À l’adolescence, j’ai commencé à abandonner une grande partie de ce qu’on m’avait enseigné en grandissant, principalement parce que cela n’avait pas beaucoup de sens. Je suis devenu athée. Sans la lourde conception du péché originel sur mon dos, j’ai commencé à penser plus objectivement et plus ouvertement à l’idée de servir les autres.

Après cette réorientation, l’expérience d’aider les gens a changé pour moi. Je l’ai vécue beaucoup plus pleinement. C’était bien de pouvoir choisir de contribuer à quelque chose plutôt que de me sentir obligé de le faire pour rembourser une dette ou pour glorifier un dieu mécontent.

On m’avait enseigné que sans Dieu, je deviendrais automatiquement une personne très égoïste, mais j’ai remarqué que j’aimais beaucoup plus donner lorsque je me sentais libre comparativement à quand j’étais obligé de le faire sous l’effet de la contrainte.

Le monde a une dette envers moi

Environ un an plus tard, j’ai voulu aller plus loin dans cette exploration.
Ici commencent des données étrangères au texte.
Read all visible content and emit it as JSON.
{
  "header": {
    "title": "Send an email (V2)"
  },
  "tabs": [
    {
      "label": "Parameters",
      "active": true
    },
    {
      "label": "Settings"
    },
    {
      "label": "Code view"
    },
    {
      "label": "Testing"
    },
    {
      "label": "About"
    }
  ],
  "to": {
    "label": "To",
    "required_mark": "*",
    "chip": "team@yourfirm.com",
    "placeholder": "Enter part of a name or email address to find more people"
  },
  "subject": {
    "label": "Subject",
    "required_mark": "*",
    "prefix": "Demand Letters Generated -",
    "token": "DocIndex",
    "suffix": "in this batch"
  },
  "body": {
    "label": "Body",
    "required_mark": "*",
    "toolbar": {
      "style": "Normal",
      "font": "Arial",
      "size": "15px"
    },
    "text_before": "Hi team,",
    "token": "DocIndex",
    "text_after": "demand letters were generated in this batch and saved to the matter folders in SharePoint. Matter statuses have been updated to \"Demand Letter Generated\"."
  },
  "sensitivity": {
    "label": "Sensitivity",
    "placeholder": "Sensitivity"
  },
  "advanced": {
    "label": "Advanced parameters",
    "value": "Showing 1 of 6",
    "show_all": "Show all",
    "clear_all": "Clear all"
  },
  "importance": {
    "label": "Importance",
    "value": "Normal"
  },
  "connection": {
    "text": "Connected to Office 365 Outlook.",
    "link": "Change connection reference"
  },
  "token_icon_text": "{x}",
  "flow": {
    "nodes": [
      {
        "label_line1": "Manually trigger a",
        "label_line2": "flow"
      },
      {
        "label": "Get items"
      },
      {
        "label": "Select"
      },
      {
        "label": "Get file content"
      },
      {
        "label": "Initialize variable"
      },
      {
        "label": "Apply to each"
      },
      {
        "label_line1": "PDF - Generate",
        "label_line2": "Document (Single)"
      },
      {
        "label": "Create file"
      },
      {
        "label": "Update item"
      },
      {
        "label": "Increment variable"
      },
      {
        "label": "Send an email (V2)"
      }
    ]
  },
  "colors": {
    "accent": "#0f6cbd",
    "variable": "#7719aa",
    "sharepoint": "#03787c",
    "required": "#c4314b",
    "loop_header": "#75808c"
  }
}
Peu de temps après mon entrée à l’université, j’ai essayé la philosophie de vivre principalement pour moi-même. Cela m’a conduit à de nombreux comportements criminels, à la consommation d’alcool, aux jeux d’argent et à plusieurs arrestations. J’ai fini par me reprendre et j’ai réalisé que ce n’était pas le genre de vie que je voulais. Avec le recul, j’apprécie toujours le fait d’avoir exploré cette voie, même si je suis content de ne pas avoir fait trop de dégâts en cours de route.

Pendant ce temps, j’ai cessé de penser que je devais ma vie à Dieu et à la société et j’ai commencé à me dire que le monde avait une dette envers moi et que je pouvais prendre tout ce que je voulais dans la mesure où j’en étais capable. Je trouvais du plaisir à déjouer des systèmes qui étaient destinés à prévenir le vol. Les capteurs antivols étaient faciles à contourner. Les caméras de surveillance pouvaient être bernées. J’aimais particulièrement utiliser des méthodes d’ingénierie sociale pour voler des choses sous le nez des commis. Mes gains étaient la perte de quelqu’un d’autre. C’était un mode de vie compétitif.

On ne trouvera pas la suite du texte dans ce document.